Protokoll der Sitzung vom 25.02.2010

Erlauben Sie mir am Ende noch eine Bemerkung, ich möchte nämlich auch wie Herr Adams mal 40 Jahre zurückschauen. Am 18. Juni 1970 verabschiedet der Bundestag nach heftiger Debatte eine Gesetzesvorlage - damals von Willi Brandt eingebracht -, nach der das Wahlalter auf 18 Jahre gesenkt wird - vorher waren es nämlich 21 -, also auf drei Jahre weniger. Damals sind bereits dieselben Argumente wie heute ausgetauscht worden und damals gab es zu diesem Zeitpunkt auch schon mehrere Bundesländer, in denen der Landtag mit 18 Jahren wählbar war. Das sind so Parallelen, die hier herzustellen sind. Und ich will Ihnen, Herr Adams, Sie haben mehrere Zitate gebracht, aus dieser Debatte auch wenigstens ein Zitat nicht vorenthalten, das ich besonders putzig fand, von einem gewissen Richard Jäger, damals Abgeordneter der CSU, der sagte im Brustton

der Überzeugung und gegen die Herabsenkung des Wahlalters: „So wie man im Militär erst gehorchen lernt, bevor man befehlen kann, kann man auch im Staatsleben zuerst einmal dienen, ehe man führt.“ Das ist ein besonders schönes verbales Schlagsahnehäubchen, wie ich finde.

(Unruhe SPD)

Sie haben also, liebe Kolleginnen und Kollegen der Bündnisgrünen meinen Äußerungen sicher entnommen, dass Ihr Antrag durchaus auf Wohlwollen in meiner Fraktion trifft. Gleich allerdings vorab muss ich bemerken, über dieses vorliegende Thema gibt es keine Regelung im Koalitionsvertrag.

(Unruhe DIE LINKE)

Wir werden uns deshalb innerhalb der Koalition hierzu verständigen und dann sehen wir mal weiter. Vorab beantrage ich ähnlich wie meine Vorredner die Überweisung des Antrags an den Innenausschuss als federführendes Gremium und mitberatend an den Ausschuss für Justiz, Bundes- und Europaangelegenheiten. Frau Siegesmund, der Presse durfte ich entnehmen, dass Sie sinngemäß sagten, vielleicht passiert ja heute ein Wunder und der Landtag redet zumindest sachlich über diesen Antrag. Ich bin zwar nicht der Mann, der Wunder macht, aber ich hoffe zumindest mit meinen Ausführungen bei Ihnen ein Gefühl der Zuversicht und Freude geweckt zu haben. Ich danke Ihnen.

(Beifall DIE LINKE, SPD)

Herr Hey, gestatten Sie noch eine Frage?

Sie erwähnten eben interessanterweise den Beschluss des Deutschen Bundestags von 1970. Ist Ihnen noch in Erinnerung, welche Koalition damals die Regierung getragen hat und welche den Beschluss gefasst hat?
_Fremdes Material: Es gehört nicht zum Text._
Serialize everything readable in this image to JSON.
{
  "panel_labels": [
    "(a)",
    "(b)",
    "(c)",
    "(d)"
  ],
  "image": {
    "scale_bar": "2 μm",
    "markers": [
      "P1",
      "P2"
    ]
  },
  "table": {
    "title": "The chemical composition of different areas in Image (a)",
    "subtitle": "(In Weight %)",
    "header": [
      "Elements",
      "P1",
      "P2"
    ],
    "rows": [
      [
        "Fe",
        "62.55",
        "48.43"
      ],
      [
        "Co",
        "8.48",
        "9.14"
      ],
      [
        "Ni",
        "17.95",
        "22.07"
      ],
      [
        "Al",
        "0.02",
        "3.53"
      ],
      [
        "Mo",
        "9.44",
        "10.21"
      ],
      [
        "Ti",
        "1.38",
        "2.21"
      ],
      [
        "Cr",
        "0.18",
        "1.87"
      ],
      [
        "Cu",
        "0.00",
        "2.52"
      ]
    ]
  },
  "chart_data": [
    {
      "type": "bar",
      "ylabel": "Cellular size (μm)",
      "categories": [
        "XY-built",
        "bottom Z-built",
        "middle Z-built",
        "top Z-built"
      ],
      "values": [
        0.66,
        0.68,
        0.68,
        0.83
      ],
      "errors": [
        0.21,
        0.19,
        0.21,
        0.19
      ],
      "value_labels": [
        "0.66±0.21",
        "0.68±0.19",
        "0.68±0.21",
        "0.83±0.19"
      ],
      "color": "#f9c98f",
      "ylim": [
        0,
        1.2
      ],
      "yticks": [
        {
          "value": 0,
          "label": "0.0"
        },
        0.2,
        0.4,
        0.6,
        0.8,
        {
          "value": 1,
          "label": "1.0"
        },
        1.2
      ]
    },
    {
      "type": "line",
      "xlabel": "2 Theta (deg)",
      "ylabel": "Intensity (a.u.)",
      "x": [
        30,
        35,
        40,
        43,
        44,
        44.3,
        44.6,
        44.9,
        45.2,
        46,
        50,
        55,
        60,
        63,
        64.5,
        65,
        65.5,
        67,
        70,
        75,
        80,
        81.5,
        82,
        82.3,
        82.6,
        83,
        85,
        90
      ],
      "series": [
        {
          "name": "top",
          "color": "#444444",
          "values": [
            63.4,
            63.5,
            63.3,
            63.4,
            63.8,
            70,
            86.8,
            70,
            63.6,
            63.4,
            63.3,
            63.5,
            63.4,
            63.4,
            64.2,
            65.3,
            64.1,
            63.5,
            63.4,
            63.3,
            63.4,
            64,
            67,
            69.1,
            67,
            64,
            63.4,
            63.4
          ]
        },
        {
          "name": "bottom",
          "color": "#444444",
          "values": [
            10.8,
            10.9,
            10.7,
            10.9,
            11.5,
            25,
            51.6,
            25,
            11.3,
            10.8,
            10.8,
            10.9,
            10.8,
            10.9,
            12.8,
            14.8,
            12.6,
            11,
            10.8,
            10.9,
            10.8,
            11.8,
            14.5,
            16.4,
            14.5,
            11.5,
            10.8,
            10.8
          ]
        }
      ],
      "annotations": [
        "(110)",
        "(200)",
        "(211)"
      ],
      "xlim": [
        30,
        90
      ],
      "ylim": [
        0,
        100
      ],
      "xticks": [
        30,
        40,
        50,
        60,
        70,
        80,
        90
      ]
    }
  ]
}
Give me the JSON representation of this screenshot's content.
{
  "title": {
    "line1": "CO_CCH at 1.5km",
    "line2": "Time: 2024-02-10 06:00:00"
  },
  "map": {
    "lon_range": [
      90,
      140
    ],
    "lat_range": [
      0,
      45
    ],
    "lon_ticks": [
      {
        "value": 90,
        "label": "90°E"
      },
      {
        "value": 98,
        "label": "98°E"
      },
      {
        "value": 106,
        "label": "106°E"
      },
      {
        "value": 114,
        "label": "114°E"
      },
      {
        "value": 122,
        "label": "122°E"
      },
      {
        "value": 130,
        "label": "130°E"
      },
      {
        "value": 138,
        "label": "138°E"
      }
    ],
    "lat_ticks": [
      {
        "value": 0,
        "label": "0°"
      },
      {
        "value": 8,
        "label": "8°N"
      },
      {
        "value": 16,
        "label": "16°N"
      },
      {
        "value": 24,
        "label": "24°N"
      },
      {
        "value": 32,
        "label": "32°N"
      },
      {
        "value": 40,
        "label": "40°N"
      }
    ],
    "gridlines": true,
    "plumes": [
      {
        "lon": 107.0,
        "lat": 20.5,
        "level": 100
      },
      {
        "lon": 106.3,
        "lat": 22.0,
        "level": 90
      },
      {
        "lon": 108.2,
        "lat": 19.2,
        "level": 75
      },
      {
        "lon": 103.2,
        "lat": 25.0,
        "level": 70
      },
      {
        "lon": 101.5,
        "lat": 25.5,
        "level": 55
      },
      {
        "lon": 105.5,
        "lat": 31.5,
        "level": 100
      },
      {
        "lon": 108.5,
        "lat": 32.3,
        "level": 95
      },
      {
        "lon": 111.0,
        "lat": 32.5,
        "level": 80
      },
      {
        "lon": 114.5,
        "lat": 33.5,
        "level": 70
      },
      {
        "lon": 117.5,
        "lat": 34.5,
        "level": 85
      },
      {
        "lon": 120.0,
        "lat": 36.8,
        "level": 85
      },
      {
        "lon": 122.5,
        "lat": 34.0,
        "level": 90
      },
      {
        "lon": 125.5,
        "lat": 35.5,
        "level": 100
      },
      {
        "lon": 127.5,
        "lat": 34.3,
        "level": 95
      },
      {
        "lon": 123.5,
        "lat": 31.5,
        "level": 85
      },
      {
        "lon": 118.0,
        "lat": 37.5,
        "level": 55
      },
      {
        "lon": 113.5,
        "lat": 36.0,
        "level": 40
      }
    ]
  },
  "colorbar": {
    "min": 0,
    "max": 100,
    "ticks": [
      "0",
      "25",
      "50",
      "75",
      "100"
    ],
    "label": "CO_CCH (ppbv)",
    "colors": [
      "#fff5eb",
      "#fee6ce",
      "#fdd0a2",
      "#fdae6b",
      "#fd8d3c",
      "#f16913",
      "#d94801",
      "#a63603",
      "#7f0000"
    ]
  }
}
Darf ich zurückfragen, welchen Hintergrund diese Frage besitzt?

Ich muss Sie darauf hinweisen, dass Sie jetzt keinen Schlagabtausch führen dürfen.

Ja, aber eine Nachfrage wird ja erlaubt sein.

Sie können es ja dann notfalls nachlesen, aber es gab heute im Rahmen der Debatte einige Hinweise auf ein mögliches Abstimmungsverhalten bestimmter Fraktionen hier im Hause, deswegen würde es mich interessieren, ob Sie das auch recherchiert haben.

Ja, und möglicherweise können wir mit dem ähnlichen Ergebnis dann hier vielleicht auch in ein paar Monaten rechnen.

(Beifall SPD)

Vielen herzlichen Dank, Herr Hey. Das Wort hat jetzt Abgeordneter Bergner für die FDP-Fraktion.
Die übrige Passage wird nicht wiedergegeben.